Scrolls were also displayed in Cubism and the Trompe l’Oeil Tradition (2022) in a form that might be more familiar to viewers: rolls of wallpaper. Printed wallpapers were used extensively by the Cubist artists Pablo Picasso, Georges Braque, and Juan Gris. Loaned from the Musée du Papier Peint in Rixheim, France, the exhibition’s display of commercially available wallpapers used by these artists in their collages was important to visually explore their artistic practices. Some of the machine-printed wallpapers on view were identical to those used in Cubist collages, and were displayed as they would have been experienced by the artists as they selected their materials. Rolling and unrolling these wallpapers was quite a challenge, as the paper is vulnerable to tears, and perfectly even rolling was essential for an aesthetically pleasing and safe display.

Gallery view of the wallpaper scrolls. Wallpapers, Unidentified French Manufacturer, 1875–1925, Musée du Papier Peint, Rixheim, France, CTO.152. Rights and Reproduction: Courtesy of Musée du Papier Peint
The last scroll of this recent group is a panorama shown in Beyond the Light: Identity and Place in Nineteenth-Century Danish Art (2023). This graphite drawing titled Panorama of the Copenhagen Roads (1828–39) by Christoffer Wilhelm Eckersberg gives the viewer a picturesque journey as they walk along the 8.5-foot display of the scroll opened almost to its full length.

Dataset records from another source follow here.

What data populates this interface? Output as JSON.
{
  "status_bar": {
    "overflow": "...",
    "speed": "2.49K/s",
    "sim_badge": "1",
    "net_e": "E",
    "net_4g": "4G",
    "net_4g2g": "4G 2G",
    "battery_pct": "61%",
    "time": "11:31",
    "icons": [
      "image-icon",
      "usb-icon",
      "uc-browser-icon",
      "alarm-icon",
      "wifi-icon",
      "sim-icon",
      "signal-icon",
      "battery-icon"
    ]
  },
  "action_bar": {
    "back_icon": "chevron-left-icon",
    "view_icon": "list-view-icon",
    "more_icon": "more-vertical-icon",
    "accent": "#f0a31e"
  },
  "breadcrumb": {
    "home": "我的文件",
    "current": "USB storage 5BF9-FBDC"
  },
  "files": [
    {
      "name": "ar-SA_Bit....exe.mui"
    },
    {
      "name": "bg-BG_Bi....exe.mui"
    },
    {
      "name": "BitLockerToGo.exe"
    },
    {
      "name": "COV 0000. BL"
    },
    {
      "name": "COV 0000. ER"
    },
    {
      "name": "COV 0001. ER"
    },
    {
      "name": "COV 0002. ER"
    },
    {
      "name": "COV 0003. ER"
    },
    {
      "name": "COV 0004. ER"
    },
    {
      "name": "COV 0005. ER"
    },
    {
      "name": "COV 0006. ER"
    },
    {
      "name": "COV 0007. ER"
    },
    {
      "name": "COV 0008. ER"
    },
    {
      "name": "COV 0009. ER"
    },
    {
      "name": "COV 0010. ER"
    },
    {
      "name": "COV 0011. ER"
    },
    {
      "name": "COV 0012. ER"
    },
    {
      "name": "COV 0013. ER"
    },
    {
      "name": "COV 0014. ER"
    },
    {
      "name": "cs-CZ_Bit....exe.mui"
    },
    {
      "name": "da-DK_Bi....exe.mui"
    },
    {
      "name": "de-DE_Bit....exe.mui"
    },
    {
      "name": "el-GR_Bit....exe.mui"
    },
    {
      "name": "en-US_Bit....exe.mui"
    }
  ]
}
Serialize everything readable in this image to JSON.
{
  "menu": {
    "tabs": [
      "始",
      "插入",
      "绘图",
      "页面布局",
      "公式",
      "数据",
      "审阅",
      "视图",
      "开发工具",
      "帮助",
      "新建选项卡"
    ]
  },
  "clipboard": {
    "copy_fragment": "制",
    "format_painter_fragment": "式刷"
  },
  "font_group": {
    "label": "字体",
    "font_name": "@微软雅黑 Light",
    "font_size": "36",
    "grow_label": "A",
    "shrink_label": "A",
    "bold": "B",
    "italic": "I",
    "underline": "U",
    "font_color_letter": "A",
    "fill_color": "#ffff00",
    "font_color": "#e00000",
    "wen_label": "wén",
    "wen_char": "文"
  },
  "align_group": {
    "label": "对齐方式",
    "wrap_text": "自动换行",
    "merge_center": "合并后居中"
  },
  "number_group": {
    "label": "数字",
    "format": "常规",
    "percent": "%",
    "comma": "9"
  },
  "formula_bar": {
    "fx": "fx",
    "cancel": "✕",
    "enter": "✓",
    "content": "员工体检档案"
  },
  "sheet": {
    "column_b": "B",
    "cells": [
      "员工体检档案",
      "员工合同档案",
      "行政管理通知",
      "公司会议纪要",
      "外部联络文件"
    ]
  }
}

Final installation. Christoffer Wilhelm Eckersberg, Panorama of the Copenhagen Roads, 1828–39, Graphite, pen and black ink, brush and gray wash, on five sheets of paper, Statens Museum for Kunst
In order to display this long scrolled object safely and with minimum visual interruption of the sparse and delicate drawing media, we decided to use small “rare earth” magnets to affix the drawing to the back of a display case. The case was backed with a magnetic (iron-containing) sheet of metal and covered with a safe fabric approved for direct contact with organic objects.
Rare earth magnets are available in a wide array of sizes, shapes, and strengths, and it’s essential to find the right magnet for a display such as this one: One wants a magnet that is strong enough to hold up the object but not so strong that it might form a dent on the paper surface after three months of display or be difficult to detach from the backing. One wants the most minimal size possible, but not so small that it is difficult to handle when installing and de-installing. After a few months of testing on a mockup, we settled on the ideal magnets and covered what would be the outward-facing side with paper in order to visually blend in with the panorama.

Covering the rare earth magnets with Japanese paper
It’s not safe for rare earth magnets to be in direct contact with paper as they can cause staining, so the magnets were affixed over tiny tabs of mylar, which also makes them easier to remove for de-installation. The results were quite successful as the magnets are barely noticeable and the form of the drawing as a scroll could be maintained.

Installing the panorama by unrolling and placing magnets
For paper conservators, each object is unique and no solution fits all when it comes to exhibitions. There is also the added potential for surprises when we are dealing with objects loaned from another institution that we haven’t had a chance to handle. But all of our planning is rewarded when installation is finished, and viewers are able to enjoy these types of rarely seen objects on display.